This is the code for the Mutation Signature Enrichment calculating tool used in these publications:
- Boichard, Pham, et. al APOBEC-related mutagenesis and neo-peptide hydrophobicity: implications for response to immunotherapy
- Pham, Boichard, Goodman, et. al Role of Ultra-Violet Mutational Signature versus Tumor Mutation Burden in Predicting Response to Immunotherapy (manuscript)
It is UCSD CCAL's implementation of the PMAC-D metric from Roberts, et. al An APOBEC Cytidine Deaminase Mutagenesis Pattern is Widespread in Human Cancers, called AMSE (APOBEC Mutational Signature Enrichment) in the APOBEC paper above, used to measure the degree of APOBEC mutagenesis from a list of mutations called in a sample. PMAC-D counted the following nucleotide changes and their reverse complements, weighted equally:
- TCA ==> TGA
- TCA ==> TTA
- TCT ==> TGT
- TCT ==> TTT
In addition to the PMAC-D signature definition included by default, it has also been generalized to calculate the MSE statistic based on probabilities for each of the 96 trinucleotide switches as defined by Alexandrov, et. al and available on the COSMIC Mutational Signatures page. These mutation signature probabilities are defined in the tab-delimited file /data/signatures_probabilities.txt.
The code accepts called mutations in MAF files, with the same column order as found on TCGA, or VCF files as inputs.
from compute_mutational_signature_enrichment import compute_mutational_signature_enrichment
mutation_file_paths = ["./TCGA_test/TCGA-44-7661.maf","./TCGA_test/TCGA-CQ-7068.maf","./TCGA_test/TCGA-DD-A73G","./TCGA_test/TCGA-FF-A7CX.maf"]

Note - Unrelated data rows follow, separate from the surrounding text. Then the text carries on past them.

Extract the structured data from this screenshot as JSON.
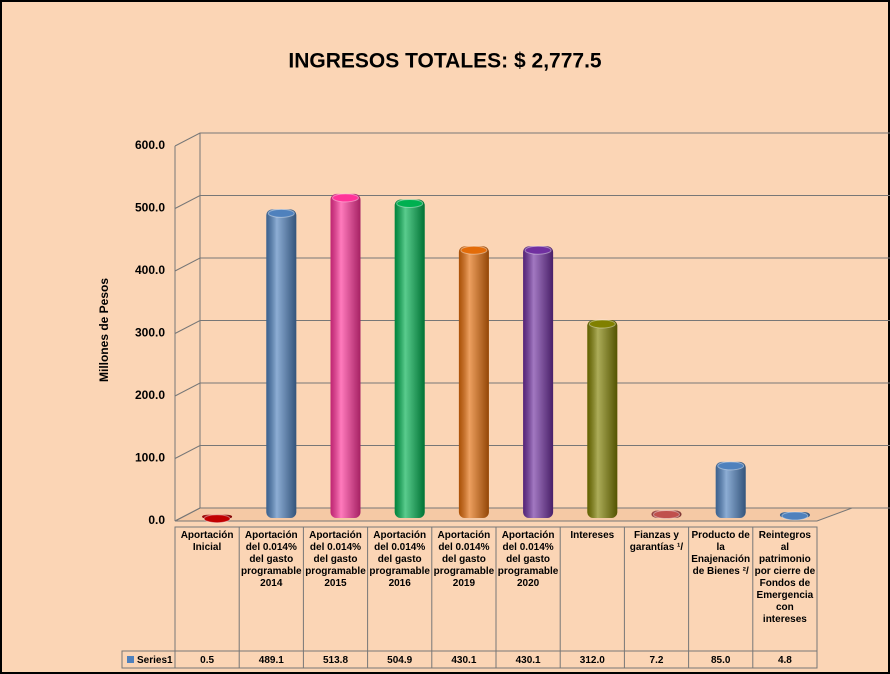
{
  "chart_data": {
    "type": "bar",
    "title": "INGRESOS TOTALES: $ 2,777.5",
    "y_label": "Millones de Pesos",
    "categories": [
      "Aportación Inicial",
      "Aportación del 0.014% del gasto programable 2014",
      "Aportación del 0.014% del gasto programable 2015",
      "Aportación del 0.014% del gasto programable 2016",
      "Aportación del 0.014% del gasto programable 2019",
      "Aportación del 0.014% del gasto programable 2020",
      "Intereses",
      "Fianzas y garantías ¹/",
      "Producto de la Enajenación de Bienes ²/",
      "Reintegros al patrimonio por cierre de Fondos de Emergencia con intereses"
    ],
    "series": [
      {
        "name": "Series1",
        "color": "#4f81bd",
        "values": [
          0.5,
          489.1,
          513.8,
          504.9,
          430.1,
          430.1,
          312.0,
          7.2,
          85.0,
          4.8
        ],
        "value_labels": [
          "0.5",
          "489.1",
          "513.8",
          "504.9",
          "430.1",
          "430.1",
          "312.0",
          "7.2",
          "85.0",
          "4.8"
        ],
        "colors": [
          "#c00000",
          "#4f81bd",
          "#ff3399",
          "#00b050",
          "#e36c09",
          "#7030a0",
          "#808000",
          "#c0504d",
          "#4f81bd",
          "#4f81bd"
        ]
      }
    ],
    "ylim": [
      0,
      600
    ],
    "yticks": [
      {
        "value": 0,
        "label": "0.0"
      },
      {
        "value": 100,
        "label": "100.0"
      },
      {
        "value": 200,
        "label": "200.0"
      },
      {
        "value": 300,
        "label": "300.0"
      },
      {
        "value": 400,
        "label": "400.0"
      },
      {
        "value": 500,
        "label": "500.0"
      },
      {
        "value": 600,
        "label": "600.0"
      }
    ],
    "grid": true
  }
}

compute_mutational_signature_enrichment(
mutation_file_paths, #list of called mutation file paths in MAF or VCF format, 1 file per sample
reference_file_path, #reference genome FASTA, must be the same as the one used to call the mutations in the mutation_file_paths
cosmic_mutation_signature_number=0 #Default 0 uses the defined PMAC-D weights, any number from 1-30, inclusive corresponding to the Alexandrov signatures can be used.
)
The output is a pandas dataframe where the columns are sample file names and the rows are information related to the calculation for a particular sample. The signature MSE score is in the row "Mutational Signature Enrichment".
This code should work on any computer that can run Python 3.
- pandas
- pyfaidx (don't forget to index reference FASTA file)
- pprint
Sample | AMSE | Signature 2 | Signature 13 |
---|---|---|---|
TCGA-44-7661.maf | 2.5153333995826297 | 1.696616476895444 | 2.122606877977259 |
TCGA-CQ-7068.maf | 2.5070760447035956 | 1.7943464758950072 | 2.628330781579929 |
TCGA-DD-A73G.maf | 0.9325034978530419 | 0.7367417842643569 | 1.1181360888995775 |
TCGA-FF-A7CX.maf | 0.6527777777777777 | 0.7307526870927789 | 0.5969015874220198 |
The ENSEMBL GRCh37 full genome DNA reference (ftp://ftp.ensembl.org/pub/grch37/current/fasta/homo_sapiens/dna/Homo_sapiens.GRCh37.dna.primary_assembly.fa.gz), which was used to call the TCGA mutations, was used. Please see the TCGA_test folder for the exact TCGA MAF files used to generate this table. The script TCGA_test.py can be used to generate the above table.
This repository is intended to be a partial fork of the files from the UCSD CCAL Computational Cancer Analysis Library required to calculate MSE values, generalized to work on any mutational signature defined by contextual nucleotide switch probabilities.